One of Nation's Largest Credit Agencies Speaks Out on Governor, Treasurer's Pension Stabilization Plan
June 13, 2017
SACRAMENTO – Yesterday afternoon, Moody’s Investors Service, one of the nation’s three largest credit rating agencies, issued a report on the pension stabilization plan proposed by Governor Brown and Treasurer Chiang. The ratings service concluded the proposal is a “credit positive development because it suggests the state will aggressively counter a projected rise in its unfunded pension liabilities” at the California Public Employees’ Retirement System.
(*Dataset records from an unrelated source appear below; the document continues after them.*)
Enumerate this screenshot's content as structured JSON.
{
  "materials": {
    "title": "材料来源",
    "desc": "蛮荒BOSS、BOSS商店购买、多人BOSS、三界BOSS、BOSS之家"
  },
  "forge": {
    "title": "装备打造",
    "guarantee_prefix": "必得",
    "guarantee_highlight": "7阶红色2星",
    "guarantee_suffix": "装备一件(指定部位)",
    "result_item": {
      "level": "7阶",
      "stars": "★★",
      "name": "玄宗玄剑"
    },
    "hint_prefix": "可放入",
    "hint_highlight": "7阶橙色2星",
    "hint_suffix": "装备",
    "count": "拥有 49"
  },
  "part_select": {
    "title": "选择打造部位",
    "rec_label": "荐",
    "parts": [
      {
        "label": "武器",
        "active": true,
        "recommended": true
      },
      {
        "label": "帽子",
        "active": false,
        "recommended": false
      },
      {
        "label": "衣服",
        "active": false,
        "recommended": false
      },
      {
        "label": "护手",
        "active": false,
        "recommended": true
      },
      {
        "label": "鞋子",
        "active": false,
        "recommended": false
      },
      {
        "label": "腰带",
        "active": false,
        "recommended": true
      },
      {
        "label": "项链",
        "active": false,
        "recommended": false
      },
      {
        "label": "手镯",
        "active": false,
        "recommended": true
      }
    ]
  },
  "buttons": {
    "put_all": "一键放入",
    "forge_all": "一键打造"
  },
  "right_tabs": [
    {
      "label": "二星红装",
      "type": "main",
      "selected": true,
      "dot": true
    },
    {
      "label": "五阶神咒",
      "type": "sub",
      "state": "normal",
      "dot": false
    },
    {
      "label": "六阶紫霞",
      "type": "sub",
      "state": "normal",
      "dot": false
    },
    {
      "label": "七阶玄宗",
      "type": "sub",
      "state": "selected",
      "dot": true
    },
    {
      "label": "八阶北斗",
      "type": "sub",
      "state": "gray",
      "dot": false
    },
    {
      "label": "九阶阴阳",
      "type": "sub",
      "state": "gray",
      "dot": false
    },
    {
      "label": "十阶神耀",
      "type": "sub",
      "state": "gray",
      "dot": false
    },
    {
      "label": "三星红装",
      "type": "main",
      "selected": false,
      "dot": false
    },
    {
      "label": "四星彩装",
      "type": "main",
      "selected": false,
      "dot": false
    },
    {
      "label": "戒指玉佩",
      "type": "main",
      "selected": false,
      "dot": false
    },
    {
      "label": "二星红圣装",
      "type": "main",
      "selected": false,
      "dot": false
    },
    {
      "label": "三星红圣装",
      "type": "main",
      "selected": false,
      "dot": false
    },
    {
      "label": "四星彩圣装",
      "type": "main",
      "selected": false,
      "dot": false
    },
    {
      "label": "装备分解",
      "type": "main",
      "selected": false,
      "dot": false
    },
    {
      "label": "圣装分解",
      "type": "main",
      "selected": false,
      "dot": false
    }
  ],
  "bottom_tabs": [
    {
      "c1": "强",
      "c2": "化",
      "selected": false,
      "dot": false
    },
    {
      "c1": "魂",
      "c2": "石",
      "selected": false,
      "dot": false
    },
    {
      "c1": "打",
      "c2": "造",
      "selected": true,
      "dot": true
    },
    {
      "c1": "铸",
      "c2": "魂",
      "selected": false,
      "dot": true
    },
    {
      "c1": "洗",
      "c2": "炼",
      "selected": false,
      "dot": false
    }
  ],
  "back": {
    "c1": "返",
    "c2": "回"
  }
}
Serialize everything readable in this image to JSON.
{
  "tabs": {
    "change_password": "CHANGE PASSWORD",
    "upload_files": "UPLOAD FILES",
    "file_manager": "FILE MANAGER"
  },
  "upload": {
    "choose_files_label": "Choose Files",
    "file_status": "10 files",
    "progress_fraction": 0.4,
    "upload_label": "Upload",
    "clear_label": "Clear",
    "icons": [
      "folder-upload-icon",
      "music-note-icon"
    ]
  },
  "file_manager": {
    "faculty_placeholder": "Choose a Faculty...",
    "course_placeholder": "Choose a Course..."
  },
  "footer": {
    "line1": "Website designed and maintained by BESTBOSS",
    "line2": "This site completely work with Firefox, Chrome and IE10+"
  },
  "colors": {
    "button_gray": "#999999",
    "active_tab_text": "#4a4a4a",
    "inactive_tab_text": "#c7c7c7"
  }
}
“Moody’s adds an exclamation point to what the Governor and I have been saying about this plan: It is a fiscally prudent action that could drive down California’s $59 billion unfunded pension obligation by $11 billion over the next 20 years,” said Chiang. “Without having to reach deeper into the pockets of taxpayers or the public workforce who serves them, we can start paying off our highest cost debt and, at the same time, strengthen the state’s credit. Every dollar we can avoid paying in pensions costs or interest to Wall Street is a dollar that can go to education, healthcare and public safety.”
Moody’s analysis also confirmed the following:
- “Unlike a pension bond, the proposal would effectively borrow from the state’s own savings and at a lower rate than if it issued taxable bonds to fund the addition pension contribution.”
- “Even after the supplemental pension contribution, California’s available liquidity will remain healthier than in recent years."